As the continuation of a previous study, synthetic peptides corresponding to the extracellular domains of human gonadotropin-releasing hormone (GnRH) receptor were used to generate additional monoclonal antibodies which were further characterized biochemically and immunologically. Among those identified to recognize GnRH receptor, monoclonal antibodies designated as GHR-103, GHR-106 and GHR-114 were found to exhibit high affinity (Kd < or = 1 x 10(-8) M) and specificity to GnRH receptor as judged by the whole cell binding immunoassay and Western blot assay. Both anti-GnRH receptor monoclonal antibodies and GnRH were shown to compete for the same binding site of GnRH receptor on the surface of cultured cancer cells. Growth inhibitions of cancer cells cultured in vitro were demonstrated by cellular apoptosis experiments (TUNEL and MTT assays) under different conditions of treatment with GHR-106 monoclonal antibody or GnRH analogs. It was generally observed that both GnRH I and GHR-106 effectively induce the apoptosis of cultured cancer cells as determined by TUNEL and MTT assays.
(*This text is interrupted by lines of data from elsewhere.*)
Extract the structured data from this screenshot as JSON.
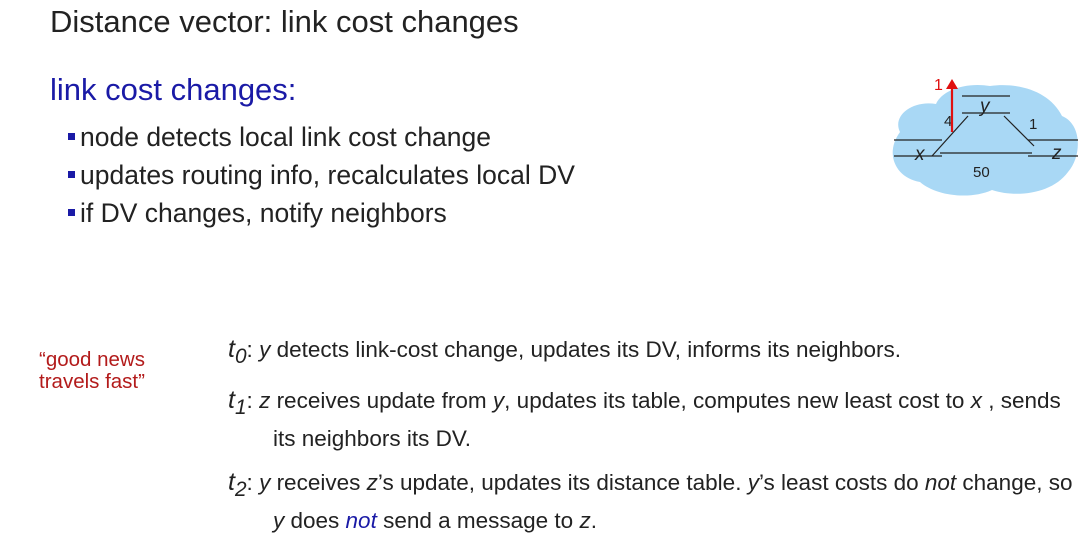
{
  "title": "Distance vector: link cost changes",
  "subhead": "link cost changes:",
  "bullets": [
    "node detects local link cost change",
    "updates routing info, recalculates local DV",
    "if DV changes, notify neighbors"
  ],
  "diagram": {
    "nodes": [
      "x",
      "y",
      "z"
    ],
    "links": [
      {
        "ends": "x-y",
        "cost": "4"
      },
      {
        "ends": "y-z",
        "cost": "1"
      },
      {
        "ends": "x-z",
        "cost": "50"
      }
    ],
    "changed_cost": "1",
    "cloud_color": "#a9d8f5",
    "change_color": "#e01010"
  },
  "callout": "“good news travels fast”",
  "events": [
    {
      "t": "t",
      "sub": "0",
      "parts": [
        {
          "text": ": ",
          "style": ""
        },
        {
          "text": "y",
          "style": "italic"
        },
        {
          "text": " detects link-cost change, updates its DV, informs its neighbors.",
          "style": ""
        }
      ]
    },
    {
      "t": "t",
      "sub": "1",
      "parts": [
        {
          "text": ": ",
          "style": ""
        },
        {
          "text": "z",
          "style": "italic"
        },
        {
          "text": " receives update from ",
          "style": ""
        },
        {
          "text": "y",
          "style": "italic"
        },
        {
          "text": ", updates its table, computes new least cost to ",
          "style": ""
        },
        {
          "text": "x",
          "style": "italic"
        },
        {
          "text": " , sends its neighbors its DV.",
          "style": ""
        }
      ]
    },
    {
      "t": "t",
      "sub": "2",
      "parts": [
        {
          "text": ": ",
          "style": ""
        },
        {
          "text": "y",
          "style": "italic"
        },
        {
          "text": " receives ",
          "style": ""
        },
        {
          "text": "z",
          "style": "italic"
        },
        {
          "text": "’s update, updates its distance table.  ",
          "style": ""
        },
        {
          "text": "y",
          "style": "italic"
        },
        {
          "text": "’s least costs do ",
          "style": ""
        },
        {
          "text": "not",
          "style": "italic"
        },
        {
          "text": " change, so ",
          "style": ""
        },
        {
          "text": "y",
          "style": "italic"
        },
        {
          "text": " does ",
          "style": ""
        },
        {
          "text": "not",
          "style": "italic-blue"
        },
        {
          "text": " send a message to ",
          "style": ""
        },
        {
          "text": "z",
          "style": "italic"
        },
        {
          "text": ".",
          "style": ""
        }
      ]
    }
  ]
}
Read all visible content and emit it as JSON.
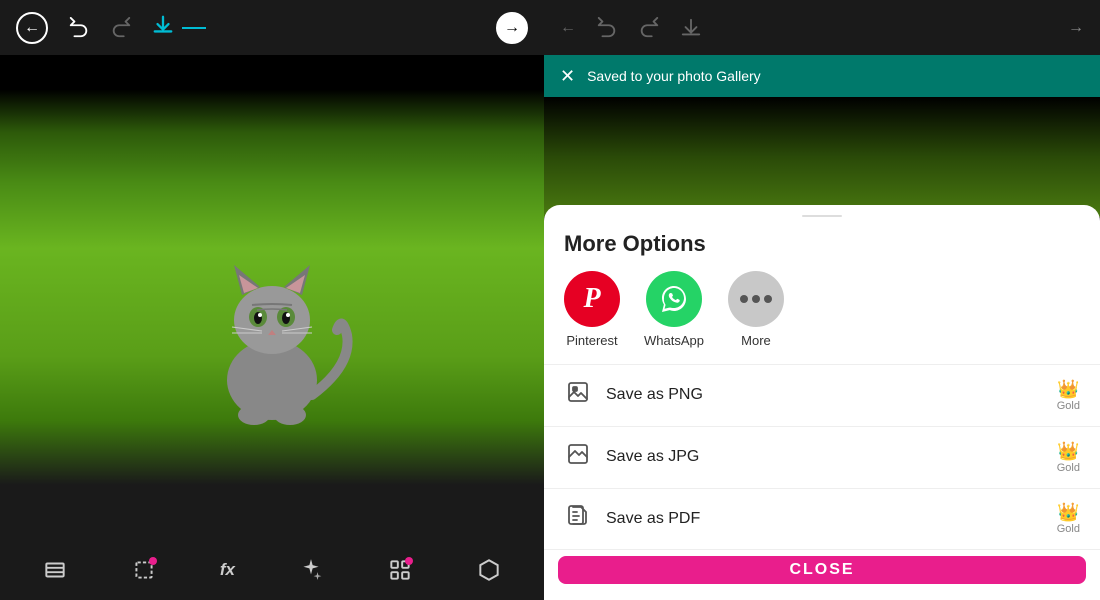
{
  "leftPanel": {
    "toolbar": {
      "backLabel": "←",
      "undoLabel": "↩",
      "redoLabel": "↪",
      "downloadLabel": "⬇",
      "nextLabel": "→"
    },
    "bottomTools": [
      {
        "name": "layers-tool",
        "icon": "▣",
        "hasBadge": false
      },
      {
        "name": "crop-tool",
        "icon": "⊡",
        "hasBadge": true
      },
      {
        "name": "effects-tool",
        "icon": "fx",
        "hasBadge": false
      },
      {
        "name": "filters-tool",
        "icon": "✦",
        "hasBadge": false
      },
      {
        "name": "adjustments-tool",
        "icon": "⊞",
        "hasBadge": true
      },
      {
        "name": "more-tool",
        "icon": "⬡",
        "hasBadge": false
      }
    ]
  },
  "rightPanel": {
    "notification": {
      "message": "Saved to your photo Gallery",
      "closeIcon": "×"
    },
    "bottomSheet": {
      "title": "More Options",
      "shareItems": [
        {
          "name": "Pinterest",
          "label": "Pinterest",
          "type": "pinterest"
        },
        {
          "name": "WhatsApp",
          "label": "WhatsApp",
          "type": "whatsapp"
        },
        {
          "name": "More",
          "label": "More",
          "type": "more"
        }
      ],
      "saveOptions": [
        {
          "name": "save-png",
          "label": "Save as PNG",
          "badge": "Gold"
        },
        {
          "name": "save-jpg",
          "label": "Save as JPG",
          "badge": "Gold"
        },
        {
          "name": "save-pdf",
          "label": "Save as PDF",
          "badge": "Gold"
        }
      ],
      "closeButton": "CLOSE"
    }
  }
}
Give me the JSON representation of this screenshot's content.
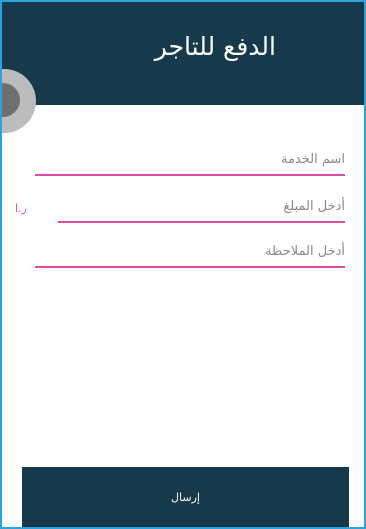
{
  "header": {
    "title": "الدفع للتاجر"
  },
  "form": {
    "service_name_label": "اسم الخدمة",
    "amount_label": "أدخل المبلغ",
    "amount_currency": "ر.ا",
    "note_label": "أدخل الملاحظة"
  },
  "submit": {
    "label": "إرسال"
  },
  "colors": {
    "header_bg": "#163a4b",
    "accent": "#e04ba8",
    "frame_border": "#29a3e0"
  }
}
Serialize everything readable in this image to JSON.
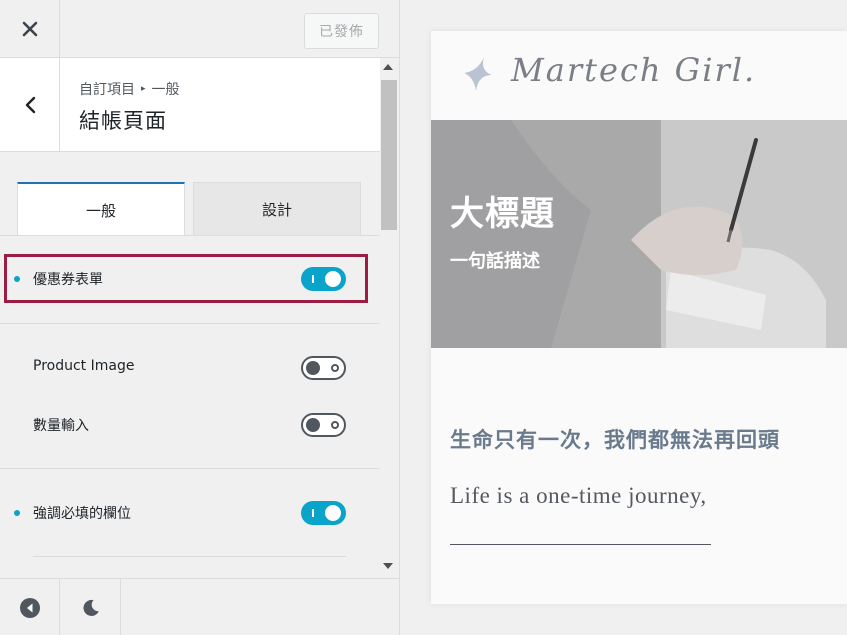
{
  "topbar": {
    "close_icon": "close-icon",
    "publish_label": "已發佈"
  },
  "header": {
    "back_icon": "chevron-left-icon",
    "crumb_root": "自訂項目",
    "crumb_sep": "▸",
    "crumb_child": "一般",
    "title": "結帳頁面"
  },
  "tabs": [
    {
      "label": "一般",
      "active": true
    },
    {
      "label": "設計",
      "active": false
    }
  ],
  "settings": [
    {
      "label": "優惠券表單",
      "enabled": true,
      "modified": true
    },
    {
      "label": "Product Image",
      "enabled": false,
      "modified": false
    },
    {
      "label": "數量輸入",
      "enabled": false,
      "modified": false
    },
    {
      "label": "強調必填的欄位",
      "enabled": true,
      "modified": true
    }
  ],
  "bottombar": {
    "icons": [
      "collapse-icon",
      "dark-mode-icon"
    ]
  },
  "colors": {
    "accent": "#0aa3c9",
    "highlight": "#9b1d43",
    "tab_active": "#2271b1"
  },
  "preview": {
    "logo_text": "Martech Girl.",
    "hero_title": "大標題",
    "hero_subtitle": "一句話描述",
    "quote_cn": "生命只有一次，我們都無法再回頭",
    "quote_en": "Life is a one-time journey,"
  }
}
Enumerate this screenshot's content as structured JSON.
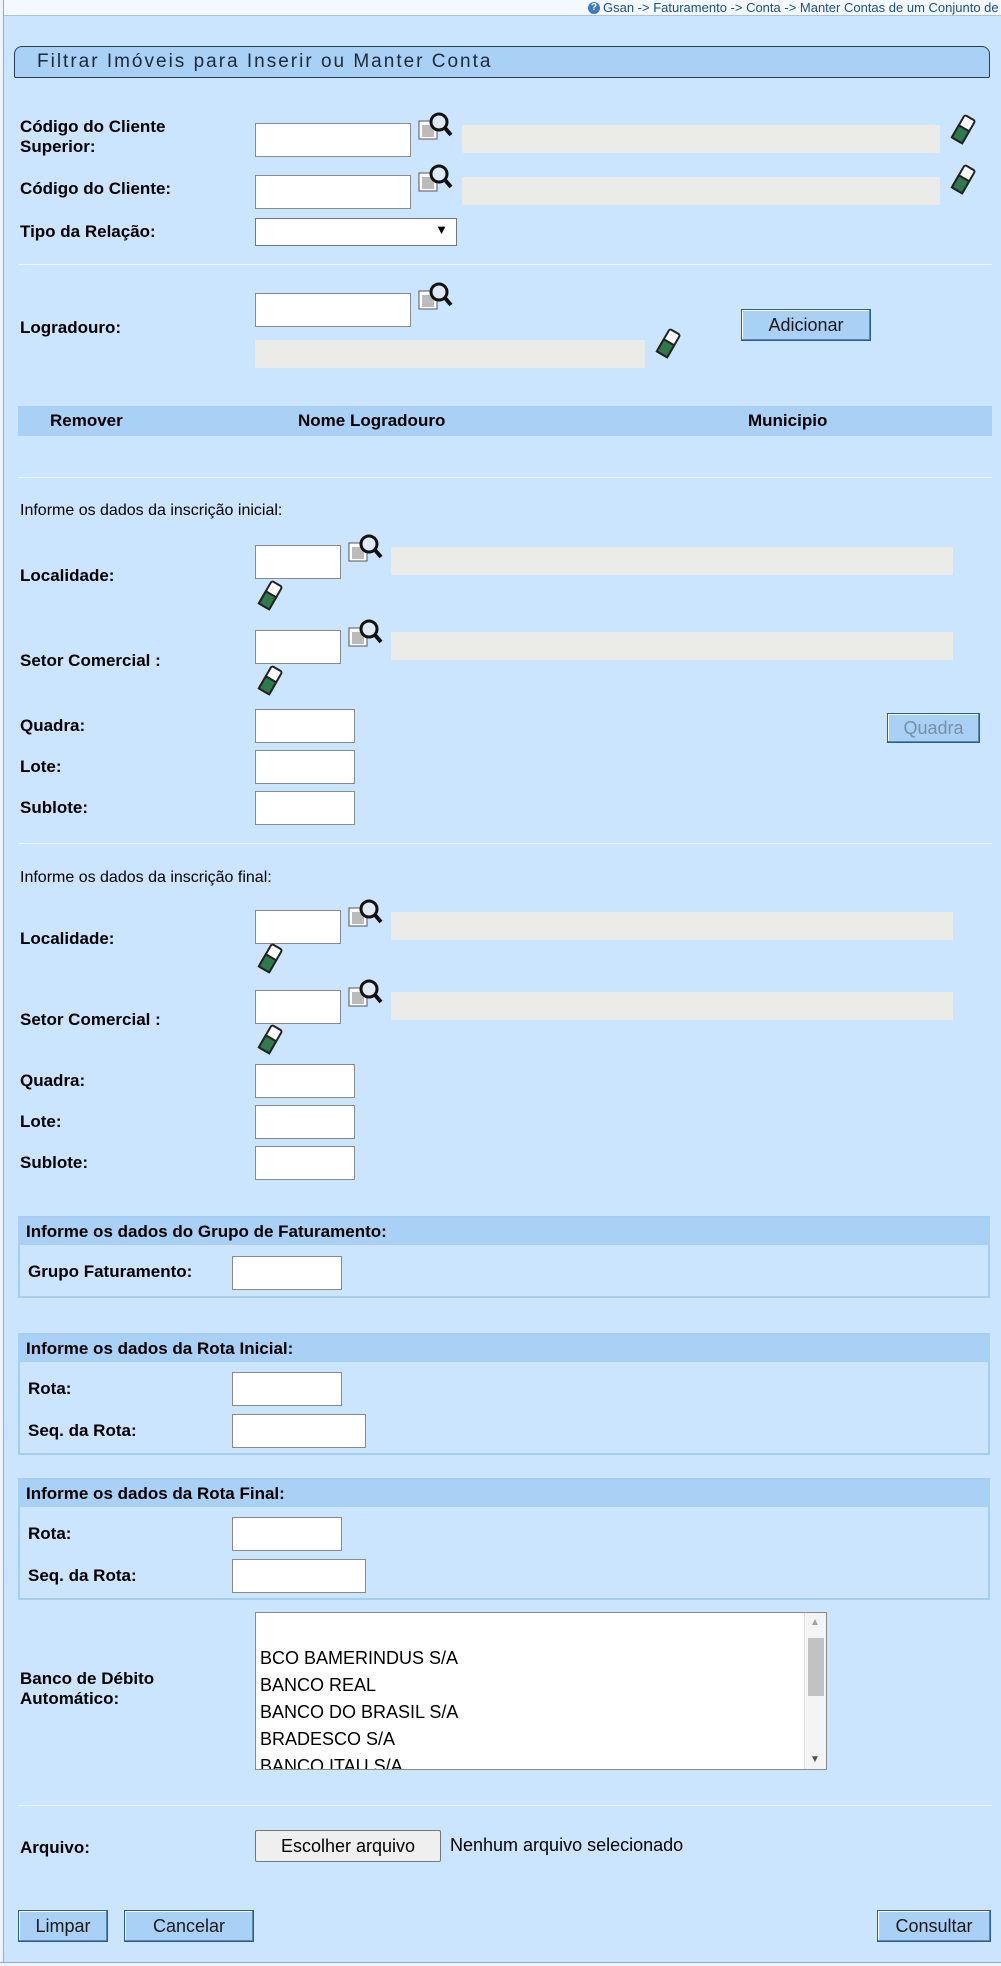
{
  "breadcrumb": "Gsan -> Faturamento -> Conta -> Manter Contas de um Conjunto de Imoveis",
  "title": "Filtrar Imóveis para Inserir ou Manter Conta",
  "cliente_superior": {
    "label": "Código do Cliente Superior:",
    "value": "",
    "name": ""
  },
  "cliente": {
    "label": "Código do Cliente:",
    "value": "",
    "name": ""
  },
  "tipo_relacao": {
    "label": "Tipo da Relação:",
    "selected": ""
  },
  "logradouro": {
    "label": "Logradouro:",
    "value": "",
    "name": "",
    "add_button": "Adicionar",
    "table_headers": [
      "Remover",
      "Nome Logradouro",
      "Municipio"
    ]
  },
  "inscricao_inicial": {
    "heading": "Informe os dados da inscrição inicial:",
    "localidade_label": "Localidade:",
    "setor_label": "Setor Comercial :",
    "quadra_label": "Quadra:",
    "lote_label": "Lote:",
    "sublote_label": "Sublote:",
    "quadra_button": "Quadra"
  },
  "inscricao_final": {
    "heading": "Informe os dados da inscrição final:",
    "localidade_label": "Localidade:",
    "setor_label": "Setor Comercial :",
    "quadra_label": "Quadra:",
    "lote_label": "Lote:",
    "sublote_label": "Sublote:"
  },
  "grupo_faturamento": {
    "heading": "Informe os dados do Grupo de Faturamento:",
    "label": "Grupo Faturamento:"
  },
  "rota_inicial": {
    "heading": "Informe os dados da Rota Inicial:",
    "rota_label": "Rota:",
    "seq_label": "Seq. da Rota:"
  },
  "rota_final": {
    "heading": "Informe os dados da Rota Final:",
    "rota_label": "Rota:",
    "seq_label": "Seq. da Rota:"
  },
  "banco": {
    "label": "Banco de Débito Automático:",
    "options": [
      "BCO BAMERINDUS S/A",
      "BANCO REAL",
      "BANCO DO BRASIL S/A",
      "BRADESCO S/A",
      "BANCO ITAU S/A"
    ]
  },
  "arquivo": {
    "label": "Arquivo:",
    "button": "Escolher arquivo",
    "status": "Nenhum arquivo selecionado"
  },
  "actions": {
    "limpar": "Limpar",
    "cancelar": "Cancelar",
    "consultar": "Consultar"
  },
  "icons": {
    "search": "magnifier-icon",
    "clear": "eraser-icon",
    "help": "help-icon"
  }
}
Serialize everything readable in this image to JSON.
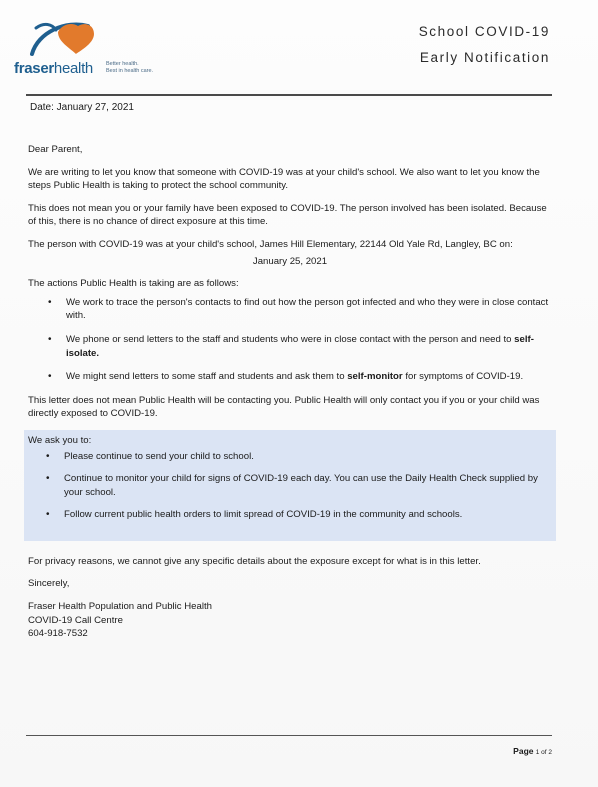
{
  "header": {
    "org_name_bold": "fraser",
    "org_name_rest": "health",
    "tagline_1": "Better health.",
    "tagline_2": "Best in health care.",
    "title": "School COVID-19",
    "subtitle": "Early Notification"
  },
  "date_line": "Date: January 27, 2021",
  "greeting": "Dear Parent,",
  "para1": "We are writing to let you know that someone with COVID-19 was at your child's school. We also want to let you know the steps Public Health is taking to protect the school community.",
  "para2": "This does not mean you or your family have been exposed to COVID-19. The person involved has been isolated. Because of this, there is no chance of direct exposure at this time.",
  "para3": "The person with COVID-19 was at your child's school, James Hill Elementary, 22144 Old Yale Rd, Langley, BC on:",
  "exposure_date": "January 25, 2021",
  "actions_intro": "The actions Public Health is taking are as follows:",
  "actions": [
    {
      "pre": "We work to trace the person's contacts to find out how the person got infected and who they were in close contact with.",
      "bold": "",
      "post": ""
    },
    {
      "pre": "We phone or send letters to the staff and students who were in close contact with the person and need to ",
      "bold": "self-isolate.",
      "post": ""
    },
    {
      "pre": "We might send letters to some staff and students and ask them to ",
      "bold": "self-monitor",
      "post": " for symptoms of COVID-19."
    }
  ],
  "para4": "This letter does not mean Public Health will be contacting you. Public Health will only contact you if you or your child was directly exposed to COVID-19.",
  "ask_title": "We ask you to:",
  "asks": [
    "Please continue to send your child to school.",
    "Continue to monitor your child for signs of COVID-19 each day.  You can use the Daily Health Check supplied by your school.",
    "Follow current public health orders to limit spread of COVID-19 in the community and schools."
  ],
  "privacy": "For privacy reasons, we cannot give any specific details about the exposure except for what is in this letter.",
  "closing": "Sincerely,",
  "signature": [
    "Fraser Health Population and Public Health",
    "COVID-19 Call Centre",
    "604-918-7532"
  ],
  "footer": {
    "page_label": "Page",
    "page_num": "1 of 2"
  },
  "colors": {
    "brand_blue": "#1f5f8f",
    "brand_orange": "#e27a2c",
    "highlight_box": "#dbe4f4"
  }
}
Consistently, suppressions of gene expressions at mRNA levels were demonstrated with several ribosomal proteins (P0, P1, P2 and L37), when cancer cells were incubated with GnRH or GHR-106. The widespread expressions of GnRH receptor in almost all of the studied human cancer cell lines were also demonstrated by RT-PCR and Western blot assay, as well as indirect immunofluorescence assay with either of these monoclonal antibodies as the primary antibody. In view of the longer half life of antibodies as compared to that of GnRH or its analogs, anti-GnRH receptor monoclonal antibodies in humanized forms could function as GnRH analogs and serve as an ideal candidate of anti-cancer drugs for therapeutic treatments of various cancers in humans as well as for fertility regulations.